Buterin glaubt, dass, wenn Spieler mit großem finanziellem Potenzial Geld in ein bestimmtes Ergebnis investieren, die Wahrscheinlichkeit am Markt auf extrem hohe Niveaus getrieben werden kann, sogar nahe an 99 %. Dies kann reale psychologische und verhaltensbezogene Effekte erzeugen, die Stakeholder dazu bringen, auf Marktsignale zu reagieren und so unbeabsichtigt die Zukunft so zu “programmieren”, dass sie mit der gewetteten Vorhersage übereinstimmt.
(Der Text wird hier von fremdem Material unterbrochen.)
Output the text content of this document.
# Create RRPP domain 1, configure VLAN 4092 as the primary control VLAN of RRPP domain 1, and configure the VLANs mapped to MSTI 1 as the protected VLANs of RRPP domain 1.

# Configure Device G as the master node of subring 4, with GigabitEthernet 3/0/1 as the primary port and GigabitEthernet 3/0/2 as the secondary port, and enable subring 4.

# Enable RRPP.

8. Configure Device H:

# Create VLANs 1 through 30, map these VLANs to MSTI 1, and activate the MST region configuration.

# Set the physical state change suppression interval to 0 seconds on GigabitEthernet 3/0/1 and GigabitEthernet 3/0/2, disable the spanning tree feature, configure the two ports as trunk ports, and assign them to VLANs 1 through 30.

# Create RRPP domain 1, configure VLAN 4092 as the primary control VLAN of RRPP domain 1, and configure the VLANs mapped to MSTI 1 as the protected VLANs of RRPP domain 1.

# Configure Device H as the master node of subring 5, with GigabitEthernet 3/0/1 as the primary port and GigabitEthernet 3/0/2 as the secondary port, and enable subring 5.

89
Er brachte zwei große Themen zur Sprache. Das erste ist das Risiko eines Walmonopols, bei dem nur eine kleine Gruppe großer Investoren in der Lage ist, die Erzählung zu formen und Hyperglauben nach ihren eigenen Interessen zu erzeugen. Das zweite ist das sogenannte “Killerproblem”, bei dem der Vorhersagemarkt unbeabsichtigt schädliches Verhalten fördern kann, wenn schlechte Akteure große Wetten eingehen und dann versuchen, negative Ergebnisse zu verursachen. Laut Buterin werden prädiktive Märkte, wenn sie in diese Richtung gehen, ihre Fairness verlieren und zu einem Werkzeug zur Manipulation der Realität werden, statt zu einem Instrument zur Messung der gesellschaftlichen Erwartungen.